2録音複製技術は、身体の諸感覚の関係を混乱した影響を及ぼすという前提。こうした前提は、複製技術以前の身体の諸感覚の関係を歴史の外部に置いてしまう。例えば、声と身体は複製技術以前には全体的で、同一で、自己現前的であったと、そうした定義は前提する。

3録音複製技術が発明される以前、身体は全体的であり、損なわれていなかったという前提。こうした前提は、あらゆる近代的生活は混乱しており、全体的な主体あるいはそれ自体と親密な主体こそが技術によって媒介されず、断片化されない主体であるということと同義である。

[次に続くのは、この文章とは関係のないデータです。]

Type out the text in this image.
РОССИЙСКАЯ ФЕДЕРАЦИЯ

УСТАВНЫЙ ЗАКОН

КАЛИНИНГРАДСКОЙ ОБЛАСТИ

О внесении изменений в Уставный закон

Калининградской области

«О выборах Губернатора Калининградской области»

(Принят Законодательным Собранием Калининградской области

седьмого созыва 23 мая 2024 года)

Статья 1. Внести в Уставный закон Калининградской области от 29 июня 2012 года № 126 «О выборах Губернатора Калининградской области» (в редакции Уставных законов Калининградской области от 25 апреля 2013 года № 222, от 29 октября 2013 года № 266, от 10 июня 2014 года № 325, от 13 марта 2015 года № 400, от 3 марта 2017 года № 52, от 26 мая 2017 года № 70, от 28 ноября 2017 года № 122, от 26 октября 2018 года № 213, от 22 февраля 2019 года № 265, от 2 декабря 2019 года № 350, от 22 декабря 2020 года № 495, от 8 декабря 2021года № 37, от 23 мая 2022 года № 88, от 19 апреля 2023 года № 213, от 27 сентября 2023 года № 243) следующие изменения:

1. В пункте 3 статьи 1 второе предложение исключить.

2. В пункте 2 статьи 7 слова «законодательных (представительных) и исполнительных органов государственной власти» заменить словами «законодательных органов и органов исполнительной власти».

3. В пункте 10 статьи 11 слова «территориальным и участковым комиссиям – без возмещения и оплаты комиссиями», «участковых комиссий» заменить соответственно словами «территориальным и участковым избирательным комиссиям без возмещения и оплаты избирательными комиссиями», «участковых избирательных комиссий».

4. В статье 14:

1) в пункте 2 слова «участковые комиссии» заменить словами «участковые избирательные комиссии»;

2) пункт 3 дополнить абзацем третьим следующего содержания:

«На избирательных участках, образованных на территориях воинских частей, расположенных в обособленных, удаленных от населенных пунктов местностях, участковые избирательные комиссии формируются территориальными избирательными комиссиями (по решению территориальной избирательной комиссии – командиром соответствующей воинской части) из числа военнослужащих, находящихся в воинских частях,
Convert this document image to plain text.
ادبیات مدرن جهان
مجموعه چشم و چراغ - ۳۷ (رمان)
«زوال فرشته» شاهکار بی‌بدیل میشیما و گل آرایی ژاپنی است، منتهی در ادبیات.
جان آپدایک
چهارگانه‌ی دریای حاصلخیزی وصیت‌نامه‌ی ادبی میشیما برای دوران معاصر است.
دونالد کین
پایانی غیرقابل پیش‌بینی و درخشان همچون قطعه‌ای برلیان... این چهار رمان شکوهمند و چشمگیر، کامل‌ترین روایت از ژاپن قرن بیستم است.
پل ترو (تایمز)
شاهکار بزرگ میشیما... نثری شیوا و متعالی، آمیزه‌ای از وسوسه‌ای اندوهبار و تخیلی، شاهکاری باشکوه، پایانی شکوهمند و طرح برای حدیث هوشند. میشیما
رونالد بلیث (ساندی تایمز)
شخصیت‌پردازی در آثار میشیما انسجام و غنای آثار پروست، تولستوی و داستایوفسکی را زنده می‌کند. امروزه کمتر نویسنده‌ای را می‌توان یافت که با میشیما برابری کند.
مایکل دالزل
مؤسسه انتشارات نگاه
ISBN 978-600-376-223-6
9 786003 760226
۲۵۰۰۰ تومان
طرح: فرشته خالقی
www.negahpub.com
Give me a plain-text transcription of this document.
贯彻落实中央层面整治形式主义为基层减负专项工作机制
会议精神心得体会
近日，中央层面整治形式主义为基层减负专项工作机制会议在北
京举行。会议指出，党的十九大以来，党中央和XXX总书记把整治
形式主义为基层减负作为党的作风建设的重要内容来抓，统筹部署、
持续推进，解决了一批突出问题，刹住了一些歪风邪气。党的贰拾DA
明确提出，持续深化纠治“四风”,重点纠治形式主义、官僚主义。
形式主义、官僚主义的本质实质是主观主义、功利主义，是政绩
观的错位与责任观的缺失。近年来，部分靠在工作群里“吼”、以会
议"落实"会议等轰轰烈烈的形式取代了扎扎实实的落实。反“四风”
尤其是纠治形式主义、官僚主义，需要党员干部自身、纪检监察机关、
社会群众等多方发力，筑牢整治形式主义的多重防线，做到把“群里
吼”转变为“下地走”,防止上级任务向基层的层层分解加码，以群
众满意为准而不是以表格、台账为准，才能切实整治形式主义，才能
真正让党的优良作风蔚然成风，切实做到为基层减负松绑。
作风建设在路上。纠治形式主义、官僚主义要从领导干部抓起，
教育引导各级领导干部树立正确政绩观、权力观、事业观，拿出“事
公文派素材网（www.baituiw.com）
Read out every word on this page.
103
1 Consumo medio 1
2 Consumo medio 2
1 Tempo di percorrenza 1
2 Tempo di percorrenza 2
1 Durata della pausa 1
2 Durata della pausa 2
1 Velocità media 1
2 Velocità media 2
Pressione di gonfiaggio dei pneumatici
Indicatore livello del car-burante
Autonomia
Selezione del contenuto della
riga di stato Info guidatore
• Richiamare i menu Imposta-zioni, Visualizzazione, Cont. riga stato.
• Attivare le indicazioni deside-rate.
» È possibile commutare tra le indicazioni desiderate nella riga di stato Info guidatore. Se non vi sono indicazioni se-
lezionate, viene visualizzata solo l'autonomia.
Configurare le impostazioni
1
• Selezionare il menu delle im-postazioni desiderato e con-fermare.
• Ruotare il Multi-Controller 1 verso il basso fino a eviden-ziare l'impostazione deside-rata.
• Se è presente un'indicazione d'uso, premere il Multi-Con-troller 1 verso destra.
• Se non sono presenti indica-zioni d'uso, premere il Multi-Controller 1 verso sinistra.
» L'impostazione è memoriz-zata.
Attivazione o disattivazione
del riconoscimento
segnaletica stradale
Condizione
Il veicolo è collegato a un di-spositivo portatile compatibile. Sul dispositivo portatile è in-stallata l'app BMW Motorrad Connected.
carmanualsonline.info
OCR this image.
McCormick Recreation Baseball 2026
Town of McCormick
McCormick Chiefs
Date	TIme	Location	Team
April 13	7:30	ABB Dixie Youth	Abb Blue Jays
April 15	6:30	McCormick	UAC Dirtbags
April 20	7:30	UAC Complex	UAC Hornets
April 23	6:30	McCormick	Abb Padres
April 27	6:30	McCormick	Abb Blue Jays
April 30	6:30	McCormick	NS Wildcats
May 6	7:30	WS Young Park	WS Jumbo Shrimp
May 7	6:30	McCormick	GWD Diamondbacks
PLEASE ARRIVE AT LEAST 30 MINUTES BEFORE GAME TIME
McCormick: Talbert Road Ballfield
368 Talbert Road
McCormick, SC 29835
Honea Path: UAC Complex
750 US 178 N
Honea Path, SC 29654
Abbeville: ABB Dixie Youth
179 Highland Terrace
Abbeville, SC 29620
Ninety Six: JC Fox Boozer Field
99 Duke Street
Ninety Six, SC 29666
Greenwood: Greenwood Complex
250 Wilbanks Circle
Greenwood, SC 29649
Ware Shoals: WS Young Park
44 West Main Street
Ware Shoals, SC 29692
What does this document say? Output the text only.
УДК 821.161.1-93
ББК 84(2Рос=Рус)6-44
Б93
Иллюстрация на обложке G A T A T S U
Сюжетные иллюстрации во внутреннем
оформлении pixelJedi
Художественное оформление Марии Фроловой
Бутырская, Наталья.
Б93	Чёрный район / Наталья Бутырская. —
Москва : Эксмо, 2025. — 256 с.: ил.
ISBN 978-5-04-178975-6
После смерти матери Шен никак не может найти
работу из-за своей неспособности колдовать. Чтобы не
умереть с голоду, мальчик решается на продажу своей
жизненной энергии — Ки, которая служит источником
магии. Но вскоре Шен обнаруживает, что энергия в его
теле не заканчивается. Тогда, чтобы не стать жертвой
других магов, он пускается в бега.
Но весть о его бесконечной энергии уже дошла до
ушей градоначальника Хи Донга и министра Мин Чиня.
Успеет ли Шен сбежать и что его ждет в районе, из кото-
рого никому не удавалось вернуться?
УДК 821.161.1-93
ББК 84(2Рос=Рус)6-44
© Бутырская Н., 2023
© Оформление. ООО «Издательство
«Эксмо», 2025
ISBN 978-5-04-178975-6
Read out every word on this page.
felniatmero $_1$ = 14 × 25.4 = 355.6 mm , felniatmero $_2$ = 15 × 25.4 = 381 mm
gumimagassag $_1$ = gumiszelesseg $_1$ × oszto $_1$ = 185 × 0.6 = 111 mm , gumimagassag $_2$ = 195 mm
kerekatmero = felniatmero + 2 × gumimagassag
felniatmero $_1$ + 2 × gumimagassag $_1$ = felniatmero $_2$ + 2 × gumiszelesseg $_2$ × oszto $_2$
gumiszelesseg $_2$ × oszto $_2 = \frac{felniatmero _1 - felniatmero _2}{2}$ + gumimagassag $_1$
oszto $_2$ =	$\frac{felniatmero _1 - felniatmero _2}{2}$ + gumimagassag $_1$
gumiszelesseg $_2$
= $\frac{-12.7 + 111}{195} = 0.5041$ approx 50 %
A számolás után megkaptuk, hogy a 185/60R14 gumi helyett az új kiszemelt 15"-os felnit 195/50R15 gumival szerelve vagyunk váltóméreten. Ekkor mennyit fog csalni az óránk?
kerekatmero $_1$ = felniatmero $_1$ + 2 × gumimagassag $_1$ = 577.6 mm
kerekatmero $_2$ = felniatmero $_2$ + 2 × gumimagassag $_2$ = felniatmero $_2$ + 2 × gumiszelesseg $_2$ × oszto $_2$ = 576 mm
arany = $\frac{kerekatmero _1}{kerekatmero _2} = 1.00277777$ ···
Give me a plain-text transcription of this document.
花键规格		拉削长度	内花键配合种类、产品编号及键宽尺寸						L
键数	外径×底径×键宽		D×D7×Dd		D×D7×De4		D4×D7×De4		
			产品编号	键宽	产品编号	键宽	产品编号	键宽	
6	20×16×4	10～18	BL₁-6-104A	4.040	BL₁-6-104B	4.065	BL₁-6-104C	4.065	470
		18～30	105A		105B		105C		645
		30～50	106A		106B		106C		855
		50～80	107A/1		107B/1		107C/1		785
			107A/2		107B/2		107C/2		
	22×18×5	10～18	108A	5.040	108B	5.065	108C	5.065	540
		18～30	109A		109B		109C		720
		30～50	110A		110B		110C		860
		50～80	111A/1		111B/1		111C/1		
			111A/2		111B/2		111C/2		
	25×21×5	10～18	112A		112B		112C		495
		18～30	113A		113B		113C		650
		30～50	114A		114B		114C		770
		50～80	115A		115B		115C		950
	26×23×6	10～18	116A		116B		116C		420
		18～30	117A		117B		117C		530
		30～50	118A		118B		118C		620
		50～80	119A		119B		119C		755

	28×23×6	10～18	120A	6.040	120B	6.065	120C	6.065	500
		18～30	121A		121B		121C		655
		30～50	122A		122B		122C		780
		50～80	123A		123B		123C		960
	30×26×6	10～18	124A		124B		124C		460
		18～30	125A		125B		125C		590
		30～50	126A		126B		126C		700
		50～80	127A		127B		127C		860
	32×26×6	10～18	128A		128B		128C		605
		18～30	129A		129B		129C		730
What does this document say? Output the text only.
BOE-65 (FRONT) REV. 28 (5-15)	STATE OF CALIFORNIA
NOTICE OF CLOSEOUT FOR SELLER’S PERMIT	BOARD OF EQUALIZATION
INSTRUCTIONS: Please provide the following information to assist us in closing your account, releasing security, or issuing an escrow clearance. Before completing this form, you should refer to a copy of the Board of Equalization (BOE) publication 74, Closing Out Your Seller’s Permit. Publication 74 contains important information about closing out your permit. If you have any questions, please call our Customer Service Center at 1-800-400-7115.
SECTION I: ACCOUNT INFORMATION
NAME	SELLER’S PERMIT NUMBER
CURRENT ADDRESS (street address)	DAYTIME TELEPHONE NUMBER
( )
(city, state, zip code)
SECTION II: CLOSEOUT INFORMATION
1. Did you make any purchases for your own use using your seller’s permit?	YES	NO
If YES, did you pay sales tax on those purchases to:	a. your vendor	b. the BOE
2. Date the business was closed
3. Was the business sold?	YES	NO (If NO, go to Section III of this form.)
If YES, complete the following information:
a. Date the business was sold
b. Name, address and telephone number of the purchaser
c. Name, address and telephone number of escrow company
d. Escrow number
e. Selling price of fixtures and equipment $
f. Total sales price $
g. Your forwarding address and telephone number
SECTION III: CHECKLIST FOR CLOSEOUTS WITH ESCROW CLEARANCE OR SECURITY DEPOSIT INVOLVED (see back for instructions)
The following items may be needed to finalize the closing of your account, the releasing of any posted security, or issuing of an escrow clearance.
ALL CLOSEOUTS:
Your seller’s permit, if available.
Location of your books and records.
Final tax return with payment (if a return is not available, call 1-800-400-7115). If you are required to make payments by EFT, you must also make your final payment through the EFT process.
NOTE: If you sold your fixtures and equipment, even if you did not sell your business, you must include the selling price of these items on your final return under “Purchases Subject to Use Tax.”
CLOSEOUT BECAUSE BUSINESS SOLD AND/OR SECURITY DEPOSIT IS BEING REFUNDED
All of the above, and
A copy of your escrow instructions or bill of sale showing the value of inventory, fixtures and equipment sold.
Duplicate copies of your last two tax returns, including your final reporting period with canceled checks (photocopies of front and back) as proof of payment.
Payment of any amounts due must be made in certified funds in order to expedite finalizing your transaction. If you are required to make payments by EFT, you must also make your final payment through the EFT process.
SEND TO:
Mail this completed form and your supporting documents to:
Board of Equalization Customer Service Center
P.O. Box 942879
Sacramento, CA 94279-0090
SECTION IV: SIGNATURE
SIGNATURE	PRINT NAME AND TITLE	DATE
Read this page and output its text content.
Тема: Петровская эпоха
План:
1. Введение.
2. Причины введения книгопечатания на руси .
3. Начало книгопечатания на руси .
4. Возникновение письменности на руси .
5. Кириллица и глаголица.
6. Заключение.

4音分裂症的な定義は、音の複製技術は中立的な経路、つまり社会的諸関係の本質的な部分ではなく手段的な部分として機能しうると想定し、また音の複製技術は技術との親縁性に先行するか外側に存在する「音源」から存在論的に分離していると想定する。

 こうした前提は、複製技術以前を以後に対して理想化し、その欠如として以後を論じる傾向にある。そうした消極的な定義に対して、スターンは<変換機(transducer)>(音を何か別のものに変換し、その何かを音に戻す装置)として音響複製技術を定義する。例えば、フォノグラフは音をシリンダーの溝に変換し、再び音に変換する。ラジオは音を電波に変換し、再び音に変換する。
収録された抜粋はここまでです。